Il faudrait consulter les plans de travail pour savoir avec exactitude où se place La fille de Dracula dans la filmographie de Jess Franco dans l’année 1972. Alain Petit dans son volumineux Jess Franco, les prospérités du bis (Editions Artus Films), le situe après Los Amantes de la Isla Del Diablo et avant Les Expériences érotiques de Frankenstein, il faut reconnaître qu’avec huit films et un inachevé, Jess Franco n’a pas chaumé cette année-là. Ainsi de film en film on retrouve la même troupe d’acteurs, de techniciens et des décors identiques. Malgré les similitudes, chaque film a son propre style, plus ou moins baroque, où l’on reconnaît sans peine la patte de Franco.
Avec La fille de Dracula, Jess Franco revisite le mythe de Dracula, qu’il neutralise par sa mise en scène et développe une intrigue policière à la Agatha Christie qu’il va aussi vider petit à petit de toute substance. Son comte Dracula n’est qu’un corps enfermé dans son cercueil. Le personnage n’est absolument pas moteur de l’intrigue puisqu’il reste confiné dans son cercueil et ne se redresse que pour accueillir les proies que lui apporte sa rabatteuse. Quant à l’intrigue à la Agatha Christie, elle ne sera pas mieux traitée, puisque sa résolution se fait en un clin d’œil, comme si les personnages étaient depuis le début de l’histoire au courant. Ce qui intéresse Franco est ailleurs. Dans l’attente de l’amour et de la résurgence de sentiments forts. La déambulation automnale de Luisa vers la crypte ne dit pas autre chose. Filmer la satisfaction des désirs est ce qui motive Franco. Le film trouve son étrange point d’équilibre dans deux séquences érotiques de lesbianisme absolument admirables. Le film n’existe que par la force de ces deux moments.

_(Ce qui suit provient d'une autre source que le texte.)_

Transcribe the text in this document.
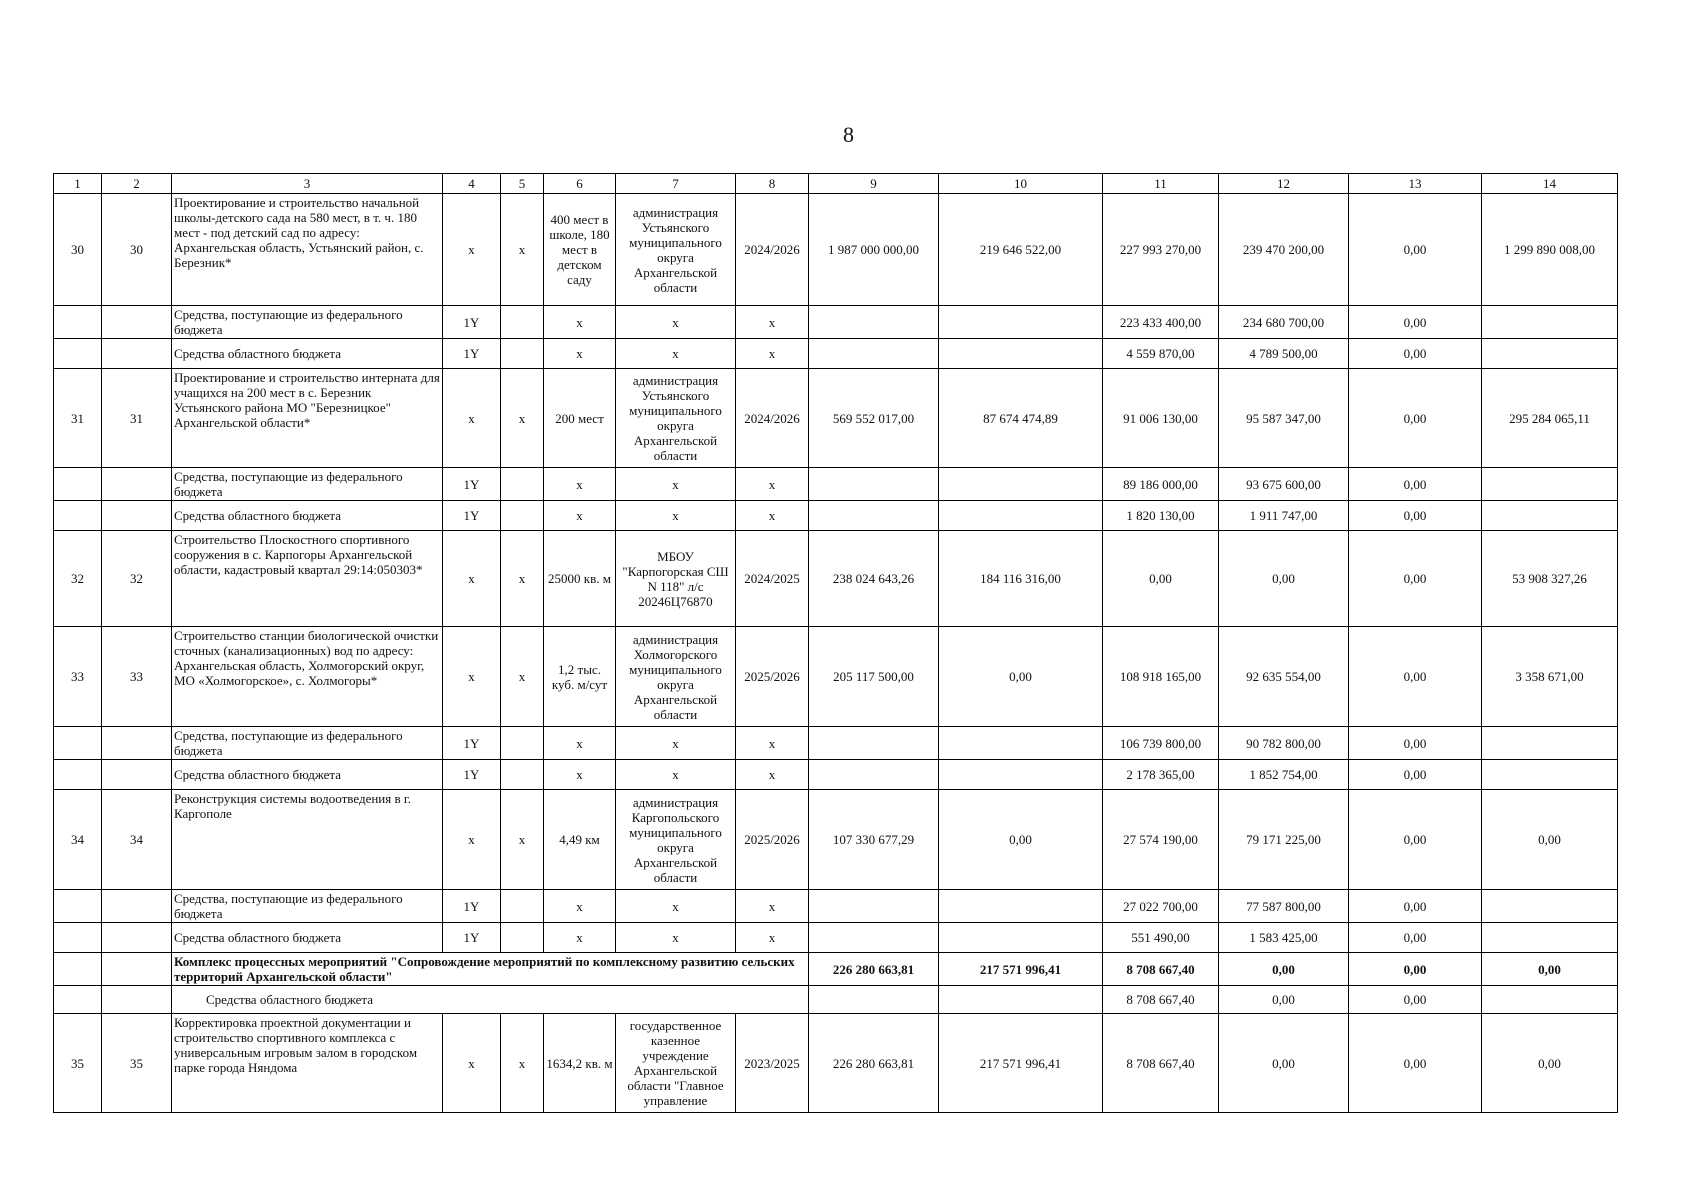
8
1	2	3	4	5	6	7	8	9	10	11	12	13	14
30	30	Проектирование и строительство начальной школы-детского сада на 580 мест, в т. ч. 180 мест - под детский сад по адресу: Архангельская область, Устьянский район, с. Березник*	х	х	400 мест в школе, 180 мест в детском саду	администрация Устьянского муниципального округа Архангельской области	2024/2026	1 987 000 000,00	219 646 522,00	227 993 270,00	239 470 200,00	0,00	1 299 890 008,00
		Средства, поступающие из федерального бюджета	1Y		х	х	х			223 433 400,00	234 680 700,00	0,00	
		Средства областного бюджета	1Y		х	х	х			4 559 870,00	4 789 500,00	0,00	
31	31	Проектирование и строительство интерната для учащихся на 200 мест в с. Березник Устьянского района МО "Березницкое" Архангельской области*	х	х	200 мест	администрация Устьянского муниципального округа Архангельской области	2024/2026	569 552 017,00	87 674 474,89	91 006 130,00	95 587 347,00	0,00	295 284 065,11
		Средства, поступающие из федерального бюджета	1Y		х	х	х			89 186 000,00	93 675 600,00	0,00	
		Средства областного бюджета	1Y		х	х	х			1 820 130,00	1 911 747,00	0,00	
32	32	Строительство Плоскостного спортивного сооружения в с. Карпогоры Архангельской области, кадастровый квартал 29:14:050303*	х	х	25000 кв. м	МБОУ "Карпогорская СШ N 118" л/с 20246Ц76870	2024/2025	238 024 643,26	184 116 316,00	0,00	0,00	0,00	53 908 327,26
33	33	Строительство станции биологической очистки сточных (канализационных) вод по адресу: Архангельская область, Холмогорский округ, МО «Холмогорское», с. Холмогоры*	х	х	1,2 тыс. куб. м/сут	администрация Холмогорского муниципального округа Архангельской области	2025/2026	205 117 500,00	0,00	108 918 165,00	92 635 554,00	0,00	3 358 671,00
		Средства, поступающие из федерального бюджета	1Y		х	х	х			106 739 800,00	90 782 800,00	0,00	
		Средства областного бюджета	1Y		х	х	х			2 178 365,00	1 852 754,00	0,00	
34	34	Реконструкция системы водоотведения в г. Каргополе	х	х	4,49 км	администрация Каргопольского муниципального округа Архангельской области	2025/2026	107 330 677,29	0,00	27 574 190,00	79 171 225,00	0,00	0,00
		Средства, поступающие из федерального бюджета	1Y		х	х	х			27 022 700,00	77 587 800,00	0,00	
		Средства областного бюджета	1Y		х	х	х			551 490,00	1 583 425,00	0,00	
		Комплекс процессных мероприятий "Сопровождение мероприятий по комплексному развитию сельских территорий Архангельской области"						226 280 663,81	217 571 996,41	8 708 667,40	0,00	0,00	0,00
		Средства областного бюджета								8 708 667,40	0,00	0,00	
35	35	Корректировка проектной документации и строительство спортивного комплекса с универсальным игровым залом в городском парке города Няндома	х	х	1634,2 кв. м	государственное казенное учреждение Архангельской области "Главное управление	2023/2025	226 280 663,81	217 571 996,41	8 708 667,40	0,00	0,00	0,00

La première débute sur Luisa (Britt Nichols) au piano, Karine (Anne Libert) s’approche d’elle en caressant des statues féminines. Elle est envoûtée par la musique et se consume de désir. Accoudée au piano, Karine lui avoue son amour. Luisa cesse de jouer et caresse la main de Karine… la musique reprend, et c’est le comte Max Karlstein (Daniel White) qui poursuit, tandis que les deux femmes se découvrent mutuellement. Nues, elles s’abandonnent à leurs désirs. Franco scrute avec sa caméra le moindre frétillement de la peau, le vertige qui s’empare des corps. Il zoome sur les peaux jusqu’au flou et enchaîne les plans avec une grande élégance, c’est follement érotique. La séquence est si longue que le temps semble suspendu. Le film ne s’est pas arrêté mais s’est déployé vers une autre dimension. Il se produit alors quelque chose d’assez curieux, l’enquête policière devient secondaire, comme si cette histoire appartenait à un autre espace-temps. L’histoire d’amour de ces deux femmes s’inscrit dans la modernité balayant tout sur son passage. Il ne reste plus au spectateur qu’à attendre la suite de cette relation. Mais avant cela, Franco atomise le couple Jefferson Ana (Yelena Samarina) et Cyril (Jess Franco, lui-même) en faisant d’Ana la maîtresse de Max. Elle avoue cette relation extraconjugale au commissaire réduisant à néant sa couple avec Cyril. Les histoires d’amour sont souvent douloureuses. Le spectateur a saisi que le propos de Franco est au-delà du film de genre. La deuxième séquence de lesbianisme est sous le sceau de la douleur, de la jalousie, des sentiments trop forts qui aboutissent à l’ultime preuve d’amour, la mort dans l’amour total et absolu. Franco filme en très gros plan comme s’il devait saisir la moindre palpitation des corps. Il termine la séquence en plongée sur le corps sans vie de Karine et zoome sur son pubis, l’objet du désir.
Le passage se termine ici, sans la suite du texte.